A third approach Visier offers to uncover fatigue is by looking for long work streaks. Long work streaks are a set of consecutive days worked by an employee longer than a maximum limit set by your organization’s policy. Visier offers a long work streak metric, which shows the total number of work streaks longer than the policy. Visier can also show you a long work streaks ratio metric which shows the percentage of all work streaks that are longer than the maximum length.
These three metrics can go a long way towards uncovering when your employees are nearing burnout, and which areas of your company need the most attention.
This graph demonstrates the breakdown of monthly overtime hours employees worked.
What other questions or analysis should they do to get the full picture?

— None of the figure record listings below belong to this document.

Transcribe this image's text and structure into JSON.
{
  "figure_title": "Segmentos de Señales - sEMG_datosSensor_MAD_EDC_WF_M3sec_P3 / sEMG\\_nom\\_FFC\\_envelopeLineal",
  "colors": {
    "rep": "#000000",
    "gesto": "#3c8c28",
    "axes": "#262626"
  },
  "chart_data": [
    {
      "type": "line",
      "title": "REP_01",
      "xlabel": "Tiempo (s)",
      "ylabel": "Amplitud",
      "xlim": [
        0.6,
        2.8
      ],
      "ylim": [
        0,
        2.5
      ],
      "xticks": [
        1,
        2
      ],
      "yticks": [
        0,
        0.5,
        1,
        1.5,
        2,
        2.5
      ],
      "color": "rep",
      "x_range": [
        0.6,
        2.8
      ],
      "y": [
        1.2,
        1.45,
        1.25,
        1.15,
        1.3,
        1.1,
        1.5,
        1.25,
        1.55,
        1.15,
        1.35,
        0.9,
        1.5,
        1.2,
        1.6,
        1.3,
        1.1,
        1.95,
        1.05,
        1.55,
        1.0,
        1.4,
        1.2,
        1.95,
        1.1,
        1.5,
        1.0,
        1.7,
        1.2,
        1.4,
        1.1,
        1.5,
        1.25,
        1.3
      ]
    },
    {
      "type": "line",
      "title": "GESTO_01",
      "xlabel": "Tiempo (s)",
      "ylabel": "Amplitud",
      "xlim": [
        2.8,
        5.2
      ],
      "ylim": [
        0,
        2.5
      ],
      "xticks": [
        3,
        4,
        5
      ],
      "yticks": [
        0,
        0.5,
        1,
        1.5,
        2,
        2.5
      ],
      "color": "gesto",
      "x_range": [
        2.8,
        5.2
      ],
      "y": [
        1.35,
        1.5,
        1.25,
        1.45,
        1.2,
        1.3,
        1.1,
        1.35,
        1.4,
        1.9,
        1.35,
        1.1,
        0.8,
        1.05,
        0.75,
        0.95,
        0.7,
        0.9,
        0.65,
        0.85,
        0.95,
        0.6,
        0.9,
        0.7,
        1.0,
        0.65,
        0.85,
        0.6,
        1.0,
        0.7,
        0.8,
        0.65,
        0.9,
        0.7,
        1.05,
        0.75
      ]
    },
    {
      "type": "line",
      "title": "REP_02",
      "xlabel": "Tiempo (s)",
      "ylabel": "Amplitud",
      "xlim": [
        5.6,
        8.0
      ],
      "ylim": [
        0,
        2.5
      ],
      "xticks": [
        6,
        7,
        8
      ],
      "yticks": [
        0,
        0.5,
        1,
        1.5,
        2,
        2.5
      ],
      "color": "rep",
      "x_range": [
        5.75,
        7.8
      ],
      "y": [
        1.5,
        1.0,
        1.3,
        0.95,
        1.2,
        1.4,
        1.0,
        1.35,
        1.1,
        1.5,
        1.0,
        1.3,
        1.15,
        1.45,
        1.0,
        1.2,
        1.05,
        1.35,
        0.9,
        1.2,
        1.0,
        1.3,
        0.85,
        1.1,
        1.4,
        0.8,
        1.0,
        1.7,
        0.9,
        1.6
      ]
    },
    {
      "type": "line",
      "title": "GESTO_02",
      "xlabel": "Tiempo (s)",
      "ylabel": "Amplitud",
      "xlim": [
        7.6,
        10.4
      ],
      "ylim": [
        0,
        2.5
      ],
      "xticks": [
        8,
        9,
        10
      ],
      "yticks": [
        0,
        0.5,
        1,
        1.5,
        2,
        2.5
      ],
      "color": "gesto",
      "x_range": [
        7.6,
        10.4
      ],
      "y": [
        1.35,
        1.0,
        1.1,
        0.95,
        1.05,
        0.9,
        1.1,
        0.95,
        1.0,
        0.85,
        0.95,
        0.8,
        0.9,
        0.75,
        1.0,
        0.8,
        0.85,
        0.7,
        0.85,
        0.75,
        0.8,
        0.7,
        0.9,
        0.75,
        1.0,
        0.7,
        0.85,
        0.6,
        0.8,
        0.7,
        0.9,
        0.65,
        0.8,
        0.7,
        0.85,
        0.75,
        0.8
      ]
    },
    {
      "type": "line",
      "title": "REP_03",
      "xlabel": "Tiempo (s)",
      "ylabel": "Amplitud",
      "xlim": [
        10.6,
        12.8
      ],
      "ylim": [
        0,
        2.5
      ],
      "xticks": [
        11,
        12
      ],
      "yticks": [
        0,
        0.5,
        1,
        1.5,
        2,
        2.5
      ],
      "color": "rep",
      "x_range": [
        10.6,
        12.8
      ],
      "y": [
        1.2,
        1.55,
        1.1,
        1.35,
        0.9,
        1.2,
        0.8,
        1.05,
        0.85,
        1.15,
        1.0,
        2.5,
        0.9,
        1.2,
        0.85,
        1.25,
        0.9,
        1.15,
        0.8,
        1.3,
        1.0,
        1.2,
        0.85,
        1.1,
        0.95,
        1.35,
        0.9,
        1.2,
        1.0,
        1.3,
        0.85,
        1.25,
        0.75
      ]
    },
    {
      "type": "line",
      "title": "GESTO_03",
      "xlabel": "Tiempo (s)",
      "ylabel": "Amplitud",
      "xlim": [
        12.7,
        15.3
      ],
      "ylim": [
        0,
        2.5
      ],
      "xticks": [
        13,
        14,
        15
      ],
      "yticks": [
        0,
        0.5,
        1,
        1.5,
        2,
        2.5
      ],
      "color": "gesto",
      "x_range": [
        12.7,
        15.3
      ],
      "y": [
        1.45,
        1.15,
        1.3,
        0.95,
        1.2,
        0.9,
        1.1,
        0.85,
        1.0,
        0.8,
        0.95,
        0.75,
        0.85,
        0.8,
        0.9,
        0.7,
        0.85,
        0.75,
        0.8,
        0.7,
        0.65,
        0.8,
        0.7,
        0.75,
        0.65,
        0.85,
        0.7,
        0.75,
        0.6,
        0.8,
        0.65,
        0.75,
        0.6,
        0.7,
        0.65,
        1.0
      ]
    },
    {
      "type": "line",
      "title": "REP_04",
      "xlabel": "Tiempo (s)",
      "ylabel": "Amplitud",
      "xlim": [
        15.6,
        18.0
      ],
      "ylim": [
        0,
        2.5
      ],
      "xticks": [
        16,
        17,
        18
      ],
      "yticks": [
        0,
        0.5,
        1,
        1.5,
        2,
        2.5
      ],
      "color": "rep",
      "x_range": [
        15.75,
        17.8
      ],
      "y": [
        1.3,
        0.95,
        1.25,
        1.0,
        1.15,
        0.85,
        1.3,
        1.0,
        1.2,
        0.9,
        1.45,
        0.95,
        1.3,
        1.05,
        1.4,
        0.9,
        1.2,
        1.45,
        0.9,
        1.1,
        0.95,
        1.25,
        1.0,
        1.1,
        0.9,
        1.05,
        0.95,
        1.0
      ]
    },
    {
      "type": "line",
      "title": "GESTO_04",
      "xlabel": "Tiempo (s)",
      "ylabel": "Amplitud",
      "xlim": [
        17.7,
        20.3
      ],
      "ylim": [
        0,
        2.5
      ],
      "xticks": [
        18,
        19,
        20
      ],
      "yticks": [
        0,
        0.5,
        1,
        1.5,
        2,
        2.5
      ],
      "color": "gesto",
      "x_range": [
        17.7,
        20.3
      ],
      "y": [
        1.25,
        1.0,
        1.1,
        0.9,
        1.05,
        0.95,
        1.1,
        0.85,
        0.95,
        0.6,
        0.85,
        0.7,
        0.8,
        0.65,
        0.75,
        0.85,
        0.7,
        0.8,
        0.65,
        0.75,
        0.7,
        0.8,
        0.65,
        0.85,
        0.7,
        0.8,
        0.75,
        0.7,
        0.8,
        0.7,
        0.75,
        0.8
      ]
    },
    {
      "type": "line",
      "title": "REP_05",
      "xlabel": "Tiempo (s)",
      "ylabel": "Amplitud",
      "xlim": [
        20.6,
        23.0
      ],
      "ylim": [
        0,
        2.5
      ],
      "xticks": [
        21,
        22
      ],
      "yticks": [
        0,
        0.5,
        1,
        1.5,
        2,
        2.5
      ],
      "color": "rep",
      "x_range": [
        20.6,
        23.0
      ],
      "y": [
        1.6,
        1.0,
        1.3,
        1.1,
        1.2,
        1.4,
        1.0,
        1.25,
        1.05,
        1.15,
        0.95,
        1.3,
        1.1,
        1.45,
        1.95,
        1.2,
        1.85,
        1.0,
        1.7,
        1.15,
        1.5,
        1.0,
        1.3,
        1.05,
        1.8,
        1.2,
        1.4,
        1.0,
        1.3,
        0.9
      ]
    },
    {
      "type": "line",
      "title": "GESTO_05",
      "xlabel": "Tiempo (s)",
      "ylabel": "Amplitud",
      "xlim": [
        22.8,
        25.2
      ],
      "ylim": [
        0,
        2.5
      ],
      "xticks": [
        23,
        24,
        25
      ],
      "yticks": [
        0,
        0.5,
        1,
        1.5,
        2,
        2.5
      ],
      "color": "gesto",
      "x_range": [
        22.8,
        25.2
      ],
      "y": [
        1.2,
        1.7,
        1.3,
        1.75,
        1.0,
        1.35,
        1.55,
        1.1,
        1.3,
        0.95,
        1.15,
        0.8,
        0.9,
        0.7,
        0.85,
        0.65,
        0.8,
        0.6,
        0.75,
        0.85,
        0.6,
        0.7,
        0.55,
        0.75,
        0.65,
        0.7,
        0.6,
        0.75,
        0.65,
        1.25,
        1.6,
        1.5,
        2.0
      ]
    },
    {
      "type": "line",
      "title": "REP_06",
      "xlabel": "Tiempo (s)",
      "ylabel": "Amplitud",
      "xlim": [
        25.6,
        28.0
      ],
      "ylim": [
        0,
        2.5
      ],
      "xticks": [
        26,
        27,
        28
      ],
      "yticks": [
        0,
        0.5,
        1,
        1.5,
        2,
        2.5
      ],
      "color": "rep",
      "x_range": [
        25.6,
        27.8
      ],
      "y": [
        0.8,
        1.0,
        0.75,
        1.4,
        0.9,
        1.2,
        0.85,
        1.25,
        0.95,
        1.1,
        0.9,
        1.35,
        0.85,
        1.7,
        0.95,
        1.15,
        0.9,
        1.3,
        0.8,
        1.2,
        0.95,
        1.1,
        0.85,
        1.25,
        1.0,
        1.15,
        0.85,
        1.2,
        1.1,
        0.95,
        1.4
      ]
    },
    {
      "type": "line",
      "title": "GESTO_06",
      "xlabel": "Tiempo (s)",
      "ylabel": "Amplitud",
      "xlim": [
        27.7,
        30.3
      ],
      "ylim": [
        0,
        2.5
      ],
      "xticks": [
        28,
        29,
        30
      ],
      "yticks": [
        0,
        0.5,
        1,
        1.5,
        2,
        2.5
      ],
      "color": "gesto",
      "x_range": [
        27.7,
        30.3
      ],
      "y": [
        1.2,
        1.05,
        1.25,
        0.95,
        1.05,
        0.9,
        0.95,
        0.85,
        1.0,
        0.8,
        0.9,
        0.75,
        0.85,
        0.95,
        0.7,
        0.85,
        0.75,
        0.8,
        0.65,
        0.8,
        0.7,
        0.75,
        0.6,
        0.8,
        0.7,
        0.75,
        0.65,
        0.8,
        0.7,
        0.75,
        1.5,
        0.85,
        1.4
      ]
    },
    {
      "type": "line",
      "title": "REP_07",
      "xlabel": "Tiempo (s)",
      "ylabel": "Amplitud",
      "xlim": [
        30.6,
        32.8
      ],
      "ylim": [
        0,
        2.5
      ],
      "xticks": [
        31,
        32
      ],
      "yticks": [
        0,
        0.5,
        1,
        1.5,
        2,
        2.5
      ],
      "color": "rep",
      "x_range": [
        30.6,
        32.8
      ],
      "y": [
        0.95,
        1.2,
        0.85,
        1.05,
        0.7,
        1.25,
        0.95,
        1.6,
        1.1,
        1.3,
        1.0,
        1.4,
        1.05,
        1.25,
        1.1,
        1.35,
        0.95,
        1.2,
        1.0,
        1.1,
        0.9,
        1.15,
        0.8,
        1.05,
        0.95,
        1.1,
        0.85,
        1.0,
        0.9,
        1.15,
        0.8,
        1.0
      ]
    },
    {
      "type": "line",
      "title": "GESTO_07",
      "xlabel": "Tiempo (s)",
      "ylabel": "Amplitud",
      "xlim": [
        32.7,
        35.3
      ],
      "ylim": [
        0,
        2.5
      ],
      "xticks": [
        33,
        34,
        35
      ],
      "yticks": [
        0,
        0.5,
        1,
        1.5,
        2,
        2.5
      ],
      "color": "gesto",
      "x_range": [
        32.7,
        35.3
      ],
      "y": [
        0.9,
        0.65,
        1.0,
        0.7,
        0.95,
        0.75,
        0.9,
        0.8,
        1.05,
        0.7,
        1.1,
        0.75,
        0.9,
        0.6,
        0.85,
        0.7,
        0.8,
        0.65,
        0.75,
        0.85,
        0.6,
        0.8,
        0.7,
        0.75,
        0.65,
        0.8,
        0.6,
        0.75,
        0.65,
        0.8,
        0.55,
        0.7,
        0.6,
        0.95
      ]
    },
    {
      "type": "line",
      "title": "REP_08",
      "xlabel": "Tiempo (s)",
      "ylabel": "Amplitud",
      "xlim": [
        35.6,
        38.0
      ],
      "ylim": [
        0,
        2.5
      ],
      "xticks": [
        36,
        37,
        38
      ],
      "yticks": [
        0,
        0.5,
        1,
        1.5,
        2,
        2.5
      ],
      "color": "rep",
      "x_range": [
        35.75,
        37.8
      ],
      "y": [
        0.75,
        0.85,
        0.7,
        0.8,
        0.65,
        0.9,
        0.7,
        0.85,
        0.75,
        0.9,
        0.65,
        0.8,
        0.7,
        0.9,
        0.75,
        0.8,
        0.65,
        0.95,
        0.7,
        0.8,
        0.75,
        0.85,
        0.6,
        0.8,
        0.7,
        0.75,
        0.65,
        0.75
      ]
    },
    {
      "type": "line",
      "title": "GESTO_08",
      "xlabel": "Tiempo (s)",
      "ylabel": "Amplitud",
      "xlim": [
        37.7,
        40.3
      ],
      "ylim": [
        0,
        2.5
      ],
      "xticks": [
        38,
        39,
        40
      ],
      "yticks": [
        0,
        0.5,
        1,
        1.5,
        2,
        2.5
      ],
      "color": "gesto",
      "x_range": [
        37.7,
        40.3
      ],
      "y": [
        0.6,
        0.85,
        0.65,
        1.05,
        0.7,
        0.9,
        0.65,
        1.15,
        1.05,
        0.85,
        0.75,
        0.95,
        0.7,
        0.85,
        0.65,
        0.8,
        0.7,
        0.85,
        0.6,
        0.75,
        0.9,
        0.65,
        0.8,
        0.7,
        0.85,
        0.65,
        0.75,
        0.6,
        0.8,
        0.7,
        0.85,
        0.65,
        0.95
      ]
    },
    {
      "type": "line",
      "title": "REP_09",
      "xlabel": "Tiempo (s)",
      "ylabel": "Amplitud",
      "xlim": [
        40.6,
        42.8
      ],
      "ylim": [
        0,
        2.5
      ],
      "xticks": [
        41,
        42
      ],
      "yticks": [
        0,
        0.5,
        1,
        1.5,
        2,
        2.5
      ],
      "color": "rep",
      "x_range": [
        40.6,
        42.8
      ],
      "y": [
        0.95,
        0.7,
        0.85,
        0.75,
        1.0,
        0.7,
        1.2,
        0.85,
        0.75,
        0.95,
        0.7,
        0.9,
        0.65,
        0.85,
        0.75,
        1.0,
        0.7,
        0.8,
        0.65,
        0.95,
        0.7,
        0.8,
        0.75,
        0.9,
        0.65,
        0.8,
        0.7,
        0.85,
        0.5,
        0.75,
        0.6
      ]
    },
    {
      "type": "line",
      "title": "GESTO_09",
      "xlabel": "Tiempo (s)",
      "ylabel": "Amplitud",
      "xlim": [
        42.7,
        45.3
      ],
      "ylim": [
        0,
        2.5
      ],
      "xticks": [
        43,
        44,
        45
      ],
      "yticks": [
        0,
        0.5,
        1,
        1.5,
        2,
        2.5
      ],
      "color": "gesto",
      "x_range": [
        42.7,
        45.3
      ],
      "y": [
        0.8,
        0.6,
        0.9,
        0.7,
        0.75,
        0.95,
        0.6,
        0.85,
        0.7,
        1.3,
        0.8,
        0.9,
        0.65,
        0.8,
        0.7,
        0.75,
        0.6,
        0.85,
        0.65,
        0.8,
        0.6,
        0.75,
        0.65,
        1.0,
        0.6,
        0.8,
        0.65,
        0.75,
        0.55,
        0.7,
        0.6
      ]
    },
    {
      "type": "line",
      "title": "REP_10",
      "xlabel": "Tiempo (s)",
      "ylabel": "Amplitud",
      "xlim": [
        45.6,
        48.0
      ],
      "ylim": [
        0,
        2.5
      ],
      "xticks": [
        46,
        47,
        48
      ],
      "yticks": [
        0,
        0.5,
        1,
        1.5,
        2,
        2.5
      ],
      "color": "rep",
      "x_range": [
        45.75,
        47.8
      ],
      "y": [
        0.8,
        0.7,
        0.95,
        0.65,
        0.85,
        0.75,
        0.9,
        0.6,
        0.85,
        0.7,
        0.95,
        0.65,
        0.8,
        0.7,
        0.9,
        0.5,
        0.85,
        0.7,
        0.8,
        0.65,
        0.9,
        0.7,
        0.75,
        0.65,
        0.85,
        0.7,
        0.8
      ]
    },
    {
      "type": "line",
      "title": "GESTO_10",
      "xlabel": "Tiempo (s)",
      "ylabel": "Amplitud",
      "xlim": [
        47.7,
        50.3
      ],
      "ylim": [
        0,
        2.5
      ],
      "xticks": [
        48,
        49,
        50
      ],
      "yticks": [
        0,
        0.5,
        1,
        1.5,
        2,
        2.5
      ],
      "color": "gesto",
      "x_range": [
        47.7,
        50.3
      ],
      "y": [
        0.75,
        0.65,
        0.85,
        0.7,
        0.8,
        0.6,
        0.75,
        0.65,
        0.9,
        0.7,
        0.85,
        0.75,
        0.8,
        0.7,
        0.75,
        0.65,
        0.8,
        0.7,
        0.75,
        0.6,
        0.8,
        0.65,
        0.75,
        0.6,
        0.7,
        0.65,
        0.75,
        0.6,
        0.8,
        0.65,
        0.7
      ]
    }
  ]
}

Once you have a basic understanding of the fatigue levels in your organization from the metrics above, you’ll want to find out how fatigue impacts employee safety, absences, customer satisfaction, and workforce costs by asking deeper questions.
Do groups with higher fatigue results have more safety incidents?
Do groups with higher fatigue results rely more on contractors to complete work?
Do groups with higher fatigue results have more absences than non fatigued groups?
Do groups with higher fatigue results have lower customer satisfaction scores?
By investigating deeper, you may discover that fatigue is a cause or at least a contributor to other issues affecting your company. Or, conversely, you may find it’s not as much a factor as you thought.
The graph shows the results of an employee survey on workload.
Why is it a challenge to answer this without Visier?
Visier offers out of the box metrics to assess fatigue tied to the employee level. We can then marry this fatigue data with other employee level data such as safety data, overtime, and absences. We can also compare this fatigue data to business results such as net promoter scores. By being able to see the fatigue data at the employee level and being able to aggregate this up into key groupings (for example: department, region, or age cohort) you can learn which groups are most affected. This can help you create targeted mitigation strategies.
This graph shows the breakdown of annual hours employees worked.
Being able to show the correlation between fatigue and unwanted metrics such as poor customer service or higher safety violations will help prove the value of these mitigation strategies to C-suite executives who may not understand the true business cost associated with fatigue.
The first step in getting better is accurate diagnosis of the problem. Once you have a good picture of how fatigued your employees are, and what effect that’s having on outcomes, you can take steps to address the issues. Without this kind of visibility, you might not know you have a problem until numerous people in critical roles start giving notice, or until the overwork causes accidents. If your employees are too proud or afraid to speak up when the workload is getting to them, the data can tell their story.